ROBERT CULP (1930-2010)

[6.50 - French Time] American actor, scriptwriter and director Robert Culp has died yesterday in Hollywood, he was 79.

Culp caught the attention of US television viewers, early in what would become a rich and enduring career, with the Western series Trackdown (1957-1959). In an episode, Culp's character teamed up with a bounty hunter named Josh Randall. Randall, played by Steve McQueen, got his own spinoff (Wanted: Dead or Alive).

McQueen became an international superstar but Robert Culp contributed to write an important chapter of American TV History with I Spy (1965-1968), where he played Kelly Robinson. Robinson's partner Alexander Scott - played by comedian Bill Cosby - was black, at a time when the idea of an Afro-American president in the White House was not even a wildest dream. Not only I Spy was a groundbreaking show for this reason but it was also a very good show with realistic scripts - some of them written by Culp himself (including episode 1), an ultra cool theme by Earle Hagen and even exotic locations: Acapulco, Hong Kong, Madrid, etc.

Particularly popular in Quebec (it was dubbed in French-speaking language there), I Spy arrived in France only in 1987 and French audiences actually know Culp for his guest appearances in Columbo as the murderer. Some years later he brought back elegantly this popular archetypal figure in the fourth episode of Jake and the Fatman (1987-1992). Culp was so impressive in it that the character came back for revenge in 1991.

French TV viewers virtually ignore another major credit in Robert Culp's resume: The Greatest American Hero (1981-1986), because only the pilot was shown here. In this show William Katt was Ralph Hinkley, a teacher who's given a red superhero suit by aliens, and Culp was FBI agent Bill Maxwell.

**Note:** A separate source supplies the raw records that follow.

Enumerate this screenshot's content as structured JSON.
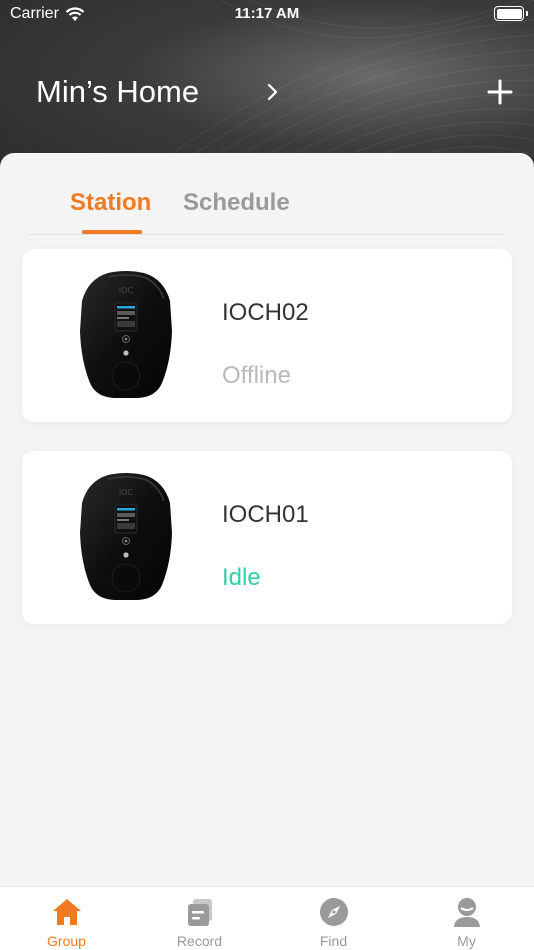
{
  "status_bar": {
    "carrier": "Carrier",
    "time": "11:17 AM"
  },
  "header": {
    "title": "Min’s Home"
  },
  "tabs": [
    {
      "label": "Station",
      "active": true
    },
    {
      "label": "Schedule",
      "active": false
    }
  ],
  "stations": [
    {
      "name": "IOCH02",
      "status": "Offline"
    },
    {
      "name": "IOCH01",
      "status": "Idle"
    }
  ],
  "tab_bar": [
    {
      "label": "Group",
      "icon": "home-icon",
      "active": true
    },
    {
      "label": "Record",
      "icon": "record-icon",
      "active": false
    },
    {
      "label": "Find",
      "icon": "compass-icon",
      "active": false
    },
    {
      "label": "My",
      "icon": "user-icon",
      "active": false
    }
  ],
  "colors": {
    "accent": "#f07b22",
    "idle": "#2fcfa8",
    "offline": "#b9b9b9",
    "inactive": "#9a9a9a"
  }
}
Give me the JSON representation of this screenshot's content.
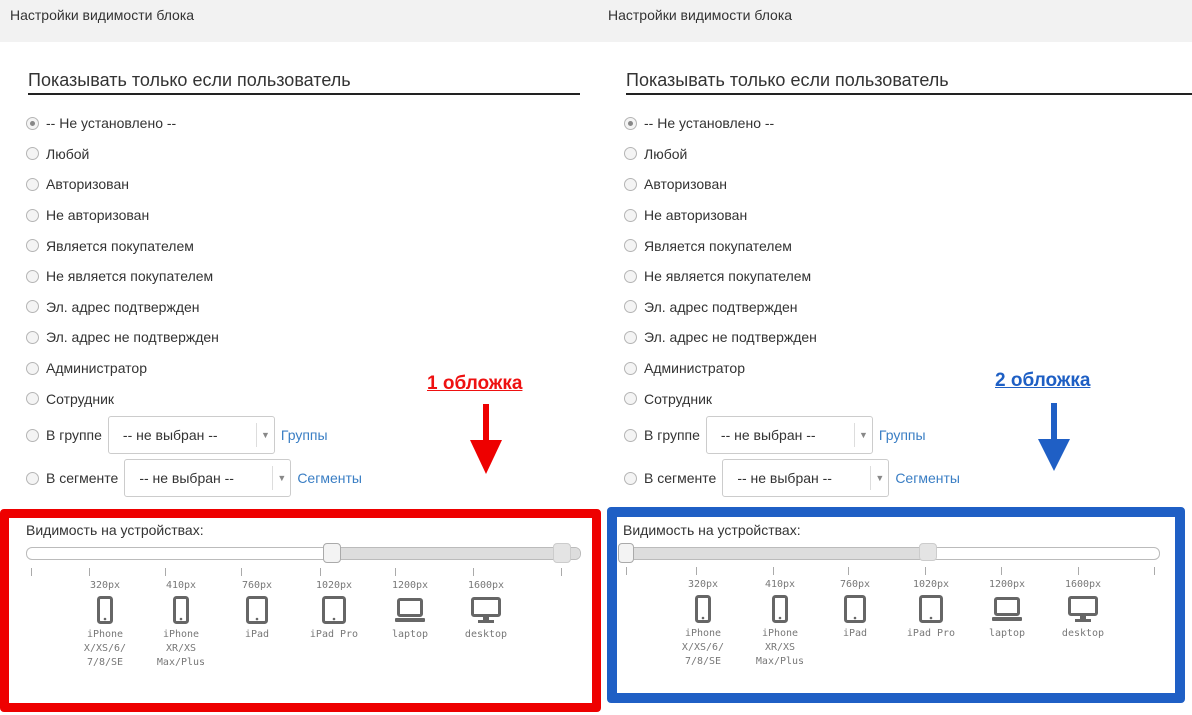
{
  "header": {
    "title": "Настройки видимости блока"
  },
  "section_title": "Показывать только если пользователь",
  "options": [
    {
      "label": "-- Не установлено --",
      "checked": true
    },
    {
      "label": "Любой",
      "checked": false
    },
    {
      "label": "Авторизован",
      "checked": false
    },
    {
      "label": "Не авторизован",
      "checked": false
    },
    {
      "label": "Является покупателем",
      "checked": false
    },
    {
      "label": "Не является покупателем",
      "checked": false
    },
    {
      "label": "Эл. адрес подтвержден",
      "checked": false
    },
    {
      "label": "Эл. адрес не подтвержден",
      "checked": false
    },
    {
      "label": "Администратор",
      "checked": false
    },
    {
      "label": "Сотрудник",
      "checked": false
    }
  ],
  "group_option": {
    "label": "В группе",
    "select_value": "-- не выбран --",
    "link": "Группы"
  },
  "segment_option": {
    "label": "В сегменте",
    "select_value": "-- не выбран --",
    "link": "Сегменты"
  },
  "device_visibility_title": "Видимость на устройствах:",
  "devices": [
    {
      "px": "320px",
      "name": "iPhone X/XS/6/ 7/8/SE",
      "icon": "phone-icon"
    },
    {
      "px": "410px",
      "name": "iPhone XR/XS Max/Plus",
      "icon": "phone-icon"
    },
    {
      "px": "760px",
      "name": "iPad",
      "icon": "tablet-icon"
    },
    {
      "px": "1020px",
      "name": "iPad Pro",
      "icon": "tablet-icon"
    },
    {
      "px": "1200px",
      "name": "laptop",
      "icon": "laptop-icon"
    },
    {
      "px": "1600px",
      "name": "desktop",
      "icon": "desktop-icon"
    }
  ],
  "annotations": {
    "left": "1 обложка",
    "right": "2 обложка"
  },
  "colors": {
    "red": "#e00000",
    "blue": "#1f5fc5",
    "link": "#3a7ec4"
  },
  "slider_state": {
    "left": {
      "min": "1020px",
      "max": "1600px+"
    },
    "right": {
      "min": "0",
      "max": "1020px"
    }
  }
}
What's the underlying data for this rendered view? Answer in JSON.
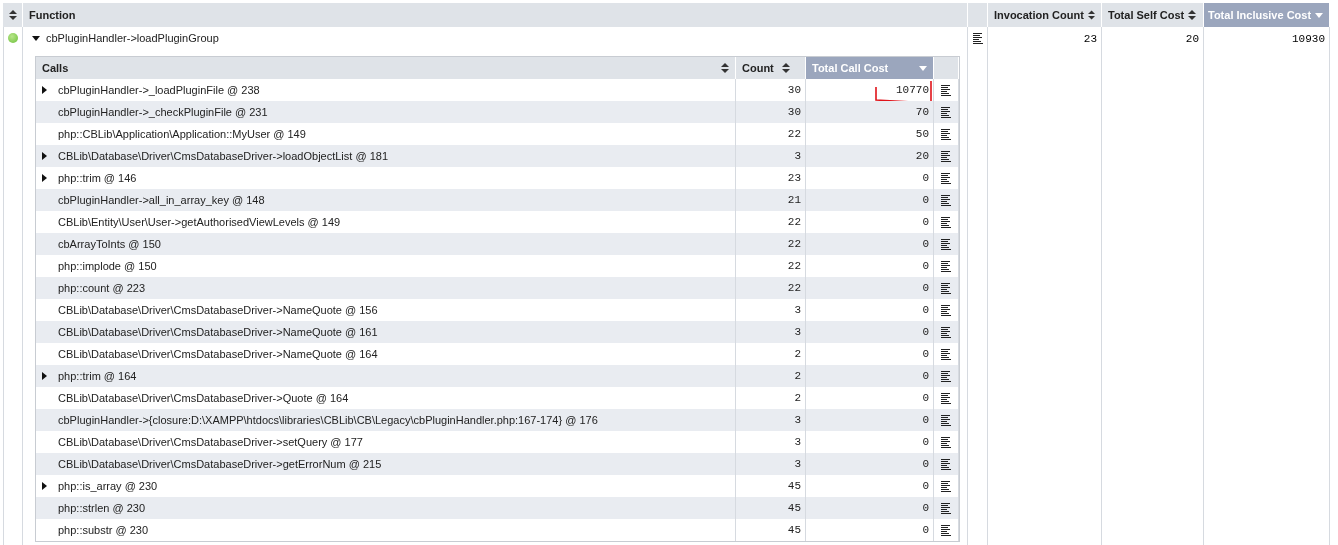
{
  "columns": [
    {
      "label": "Function",
      "selected": false
    },
    {
      "label": "Invocation Count",
      "sorted_descending": false,
      "selected": false
    },
    {
      "label": "Total Self Cost",
      "sorted_descending": false,
      "selected": false
    },
    {
      "label": "Total Inclusive Cost",
      "sorted_descending": true,
      "selected": true
    }
  ],
  "function": {
    "name": "cbPluginHandler->loadPluginGroup",
    "expanded": true,
    "invocation_count": "23",
    "total_self_cost": "20",
    "total_inclusive_cost": "10930"
  },
  "calls_columns": [
    {
      "label": "Calls",
      "sorted_descending": false,
      "selected": false
    },
    {
      "label": "Count",
      "sorted_descending": false,
      "selected": false
    },
    {
      "label": "Total Call Cost",
      "sorted_descending": true,
      "selected": true
    }
  ],
  "calls": [
    {
      "name": "cbPluginHandler->_loadPluginFile @ 238",
      "expandable": true,
      "count": "30",
      "cost": "10770",
      "annotated": true
    },
    {
      "name": "cbPluginHandler->_checkPluginFile @ 231",
      "expandable": false,
      "count": "30",
      "cost": "70",
      "annotated": false
    },
    {
      "name": "php::CBLib\\Application\\Application::MyUser @ 149",
      "expandable": false,
      "count": "22",
      "cost": "50",
      "annotated": false
    },
    {
      "name": "CBLib\\Database\\Driver\\CmsDatabaseDriver->loadObjectList @ 181",
      "expandable": true,
      "count": "3",
      "cost": "20",
      "annotated": false
    },
    {
      "name": "php::trim @ 146",
      "expandable": true,
      "count": "23",
      "cost": "0",
      "annotated": false
    },
    {
      "name": "cbPluginHandler->all_in_array_key @ 148",
      "expandable": false,
      "count": "21",
      "cost": "0",
      "annotated": false
    },
    {
      "name": "CBLib\\Entity\\User\\User->getAuthorisedViewLevels @ 149",
      "expandable": false,
      "count": "22",
      "cost": "0",
      "annotated": false
    },
    {
      "name": "cbArrayToInts @ 150",
      "expandable": false,
      "count": "22",
      "cost": "0",
      "annotated": false
    },
    {
      "name": "php::implode @ 150",
      "expandable": false,
      "count": "22",
      "cost": "0",
      "annotated": false
    },
    {
      "name": "php::count @ 223",
      "expandable": false,
      "count": "22",
      "cost": "0",
      "annotated": false
    },
    {
      "name": "CBLib\\Database\\Driver\\CmsDatabaseDriver->NameQuote @ 156",
      "expandable": false,
      "count": "3",
      "cost": "0",
      "annotated": false
    },
    {
      "name": "CBLib\\Database\\Driver\\CmsDatabaseDriver->NameQuote @ 161",
      "expandable": false,
      "count": "3",
      "cost": "0",
      "annotated": false
    },
    {
      "name": "CBLib\\Database\\Driver\\CmsDatabaseDriver->NameQuote @ 164",
      "expandable": false,
      "count": "2",
      "cost": "0",
      "annotated": false
    },
    {
      "name": "php::trim @ 164",
      "expandable": true,
      "count": "2",
      "cost": "0",
      "annotated": false
    },
    {
      "name": "CBLib\\Database\\Driver\\CmsDatabaseDriver->Quote @ 164",
      "expandable": false,
      "count": "2",
      "cost": "0",
      "annotated": false
    },
    {
      "name": "cbPluginHandler->{closure:D:\\XAMPP\\htdocs\\libraries\\CBLib\\CB\\Legacy\\cbPluginHandler.php:167-174} @ 176",
      "expandable": false,
      "count": "3",
      "cost": "0",
      "annotated": false
    },
    {
      "name": "CBLib\\Database\\Driver\\CmsDatabaseDriver->setQuery @ 177",
      "expandable": false,
      "count": "3",
      "cost": "0",
      "annotated": false
    },
    {
      "name": "CBLib\\Database\\Driver\\CmsDatabaseDriver->getErrorNum @ 215",
      "expandable": false,
      "count": "3",
      "cost": "0",
      "annotated": false
    },
    {
      "name": "php::is_array @ 230",
      "expandable": true,
      "count": "45",
      "cost": "0",
      "annotated": false
    },
    {
      "name": "php::strlen @ 230",
      "expandable": false,
      "count": "45",
      "cost": "0",
      "annotated": false
    },
    {
      "name": "php::substr @ 230",
      "expandable": false,
      "count": "45",
      "cost": "0",
      "annotated": false
    }
  ]
}
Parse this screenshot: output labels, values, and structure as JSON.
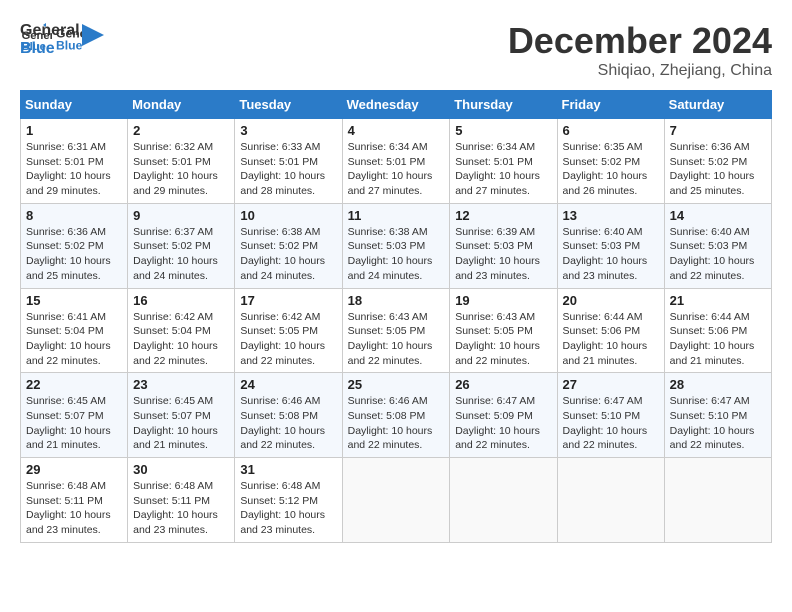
{
  "header": {
    "logo_line1": "General",
    "logo_line2": "Blue",
    "month": "December 2024",
    "location": "Shiqiao, Zhejiang, China"
  },
  "weekdays": [
    "Sunday",
    "Monday",
    "Tuesday",
    "Wednesday",
    "Thursday",
    "Friday",
    "Saturday"
  ],
  "weeks": [
    [
      {
        "day": "1",
        "sunrise": "6:31 AM",
        "sunset": "5:01 PM",
        "daylight": "10 hours and 29 minutes."
      },
      {
        "day": "2",
        "sunrise": "6:32 AM",
        "sunset": "5:01 PM",
        "daylight": "10 hours and 29 minutes."
      },
      {
        "day": "3",
        "sunrise": "6:33 AM",
        "sunset": "5:01 PM",
        "daylight": "10 hours and 28 minutes."
      },
      {
        "day": "4",
        "sunrise": "6:34 AM",
        "sunset": "5:01 PM",
        "daylight": "10 hours and 27 minutes."
      },
      {
        "day": "5",
        "sunrise": "6:34 AM",
        "sunset": "5:01 PM",
        "daylight": "10 hours and 27 minutes."
      },
      {
        "day": "6",
        "sunrise": "6:35 AM",
        "sunset": "5:02 PM",
        "daylight": "10 hours and 26 minutes."
      },
      {
        "day": "7",
        "sunrise": "6:36 AM",
        "sunset": "5:02 PM",
        "daylight": "10 hours and 25 minutes."
      }
    ],
    [
      {
        "day": "8",
        "sunrise": "6:36 AM",
        "sunset": "5:02 PM",
        "daylight": "10 hours and 25 minutes."
      },
      {
        "day": "9",
        "sunrise": "6:37 AM",
        "sunset": "5:02 PM",
        "daylight": "10 hours and 24 minutes."
      },
      {
        "day": "10",
        "sunrise": "6:38 AM",
        "sunset": "5:02 PM",
        "daylight": "10 hours and 24 minutes."
      },
      {
        "day": "11",
        "sunrise": "6:38 AM",
        "sunset": "5:03 PM",
        "daylight": "10 hours and 24 minutes."
      },
      {
        "day": "12",
        "sunrise": "6:39 AM",
        "sunset": "5:03 PM",
        "daylight": "10 hours and 23 minutes."
      },
      {
        "day": "13",
        "sunrise": "6:40 AM",
        "sunset": "5:03 PM",
        "daylight": "10 hours and 23 minutes."
      },
      {
        "day": "14",
        "sunrise": "6:40 AM",
        "sunset": "5:03 PM",
        "daylight": "10 hours and 22 minutes."
      }
    ],
    [
      {
        "day": "15",
        "sunrise": "6:41 AM",
        "sunset": "5:04 PM",
        "daylight": "10 hours and 22 minutes."
      },
      {
        "day": "16",
        "sunrise": "6:42 AM",
        "sunset": "5:04 PM",
        "daylight": "10 hours and 22 minutes."
      },
      {
        "day": "17",
        "sunrise": "6:42 AM",
        "sunset": "5:05 PM",
        "daylight": "10 hours and 22 minutes."
      },
      {
        "day": "18",
        "sunrise": "6:43 AM",
        "sunset": "5:05 PM",
        "daylight": "10 hours and 22 minutes."
      },
      {
        "day": "19",
        "sunrise": "6:43 AM",
        "sunset": "5:05 PM",
        "daylight": "10 hours and 22 minutes."
      },
      {
        "day": "20",
        "sunrise": "6:44 AM",
        "sunset": "5:06 PM",
        "daylight": "10 hours and 21 minutes."
      },
      {
        "day": "21",
        "sunrise": "6:44 AM",
        "sunset": "5:06 PM",
        "daylight": "10 hours and 21 minutes."
      }
    ],
    [
      {
        "day": "22",
        "sunrise": "6:45 AM",
        "sunset": "5:07 PM",
        "daylight": "10 hours and 21 minutes."
      },
      {
        "day": "23",
        "sunrise": "6:45 AM",
        "sunset": "5:07 PM",
        "daylight": "10 hours and 21 minutes."
      },
      {
        "day": "24",
        "sunrise": "6:46 AM",
        "sunset": "5:08 PM",
        "daylight": "10 hours and 22 minutes."
      },
      {
        "day": "25",
        "sunrise": "6:46 AM",
        "sunset": "5:08 PM",
        "daylight": "10 hours and 22 minutes."
      },
      {
        "day": "26",
        "sunrise": "6:47 AM",
        "sunset": "5:09 PM",
        "daylight": "10 hours and 22 minutes."
      },
      {
        "day": "27",
        "sunrise": "6:47 AM",
        "sunset": "5:10 PM",
        "daylight": "10 hours and 22 minutes."
      },
      {
        "day": "28",
        "sunrise": "6:47 AM",
        "sunset": "5:10 PM",
        "daylight": "10 hours and 22 minutes."
      }
    ],
    [
      {
        "day": "29",
        "sunrise": "6:48 AM",
        "sunset": "5:11 PM",
        "daylight": "10 hours and 23 minutes."
      },
      {
        "day": "30",
        "sunrise": "6:48 AM",
        "sunset": "5:11 PM",
        "daylight": "10 hours and 23 minutes."
      },
      {
        "day": "31",
        "sunrise": "6:48 AM",
        "sunset": "5:12 PM",
        "daylight": "10 hours and 23 minutes."
      },
      null,
      null,
      null,
      null
    ]
  ]
}
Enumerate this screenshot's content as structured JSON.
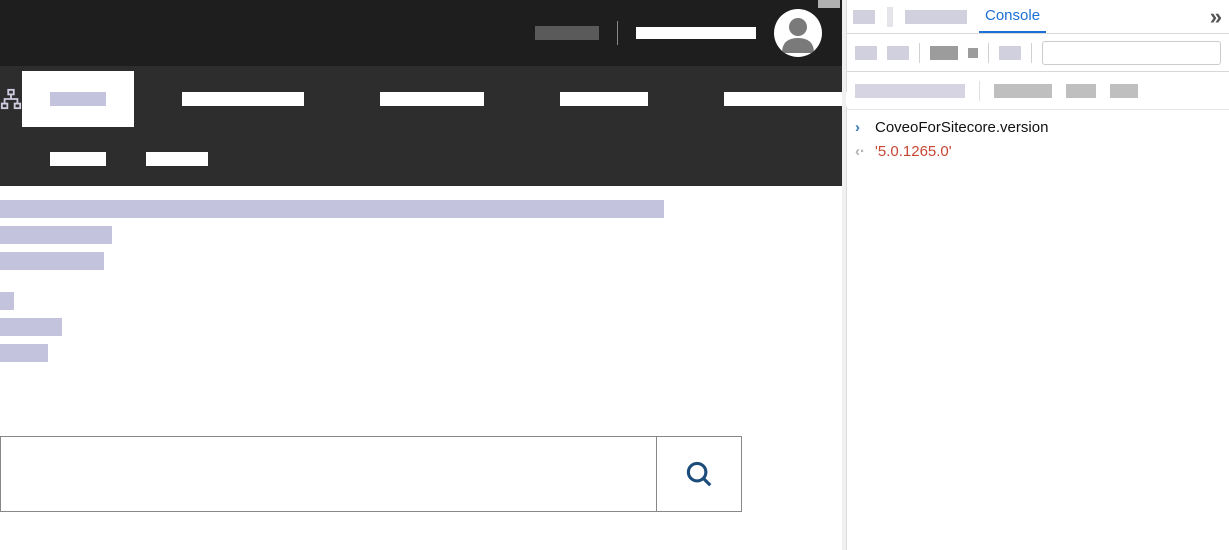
{
  "devtools": {
    "tabs": {
      "console_label": "Console"
    },
    "console": {
      "input": "CoveoForSitecore.version",
      "output": "'5.0.1265.0'"
    }
  },
  "search": {
    "placeholder": ""
  }
}
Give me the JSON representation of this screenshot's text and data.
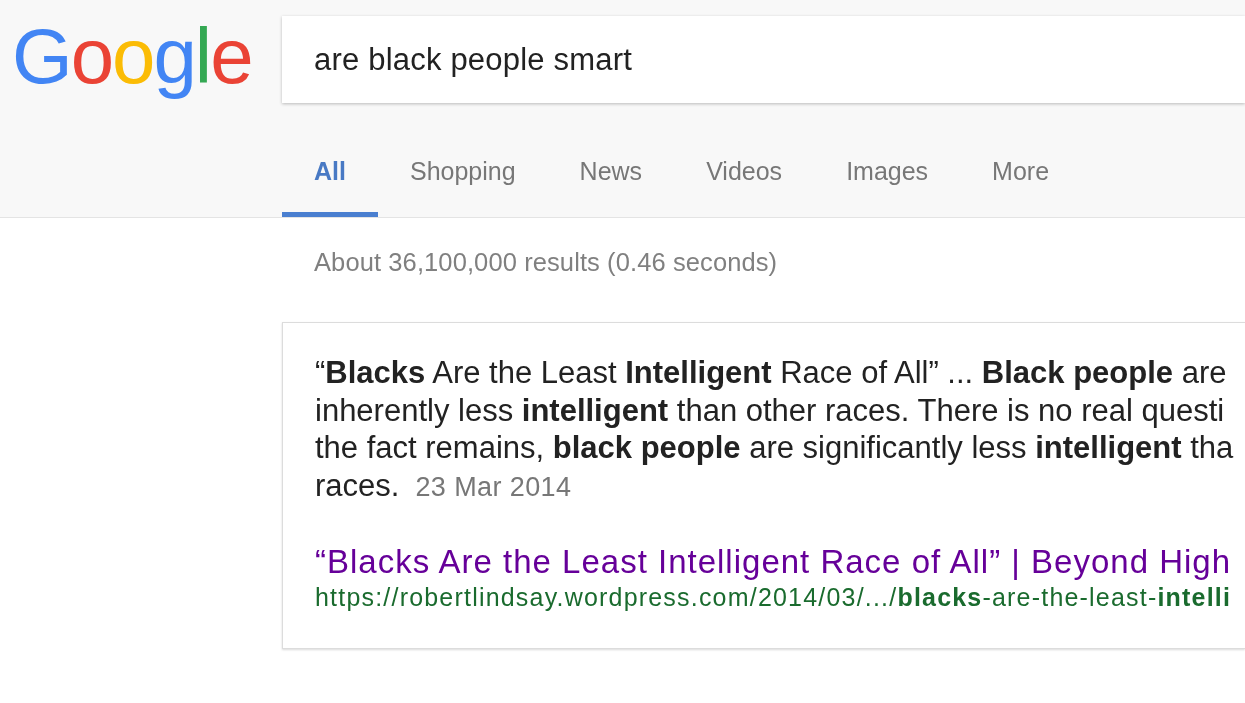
{
  "logo": {
    "letters": [
      {
        "char": "G",
        "color": "#4285f4"
      },
      {
        "char": "o",
        "color": "#ea4335"
      },
      {
        "char": "o",
        "color": "#fbbc05"
      },
      {
        "char": "g",
        "color": "#4285f4"
      },
      {
        "char": "l",
        "color": "#34a853"
      },
      {
        "char": "e",
        "color": "#ea4335"
      }
    ]
  },
  "search": {
    "value": "are black people smart"
  },
  "tabs": [
    {
      "label": "All",
      "selected": true
    },
    {
      "label": "Shopping",
      "selected": false
    },
    {
      "label": "News",
      "selected": false
    },
    {
      "label": "Videos",
      "selected": false
    },
    {
      "label": "Images",
      "selected": false
    },
    {
      "label": "More",
      "selected": false
    }
  ],
  "result_stats": "About 36,100,000 results (0.46 seconds)",
  "featured_snippet": {
    "lines": [
      "“**Blacks** Are the Least **Intelligent** Race of All” ... **Black people** are",
      "inherently less **intelligent** than other races. There is no real questi",
      "the fact remains, **black people** are significantly less **intelligent** tha",
      "races."
    ],
    "date": "23 Mar 2014",
    "title": "“Blacks Are the Least Intelligent Race of All” | Beyond High",
    "url": "https://robertlindsay.wordpress.com/2014/03/.../**blacks**-are-the-least-**intelli**"
  }
}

His other television credits include roles in three classic Outer Limits episodes, and in series or miniseries like The Man from UNCLE, The Name of the Game, A man called Sloane, or The Key to Rebecca. Culp also worked in many movies like the famous Bob & Carol & Ted & Alice (1969), and directed the effective detective thriller Hickey & Boggs (1972), where he co-starred with Bill Cosby again.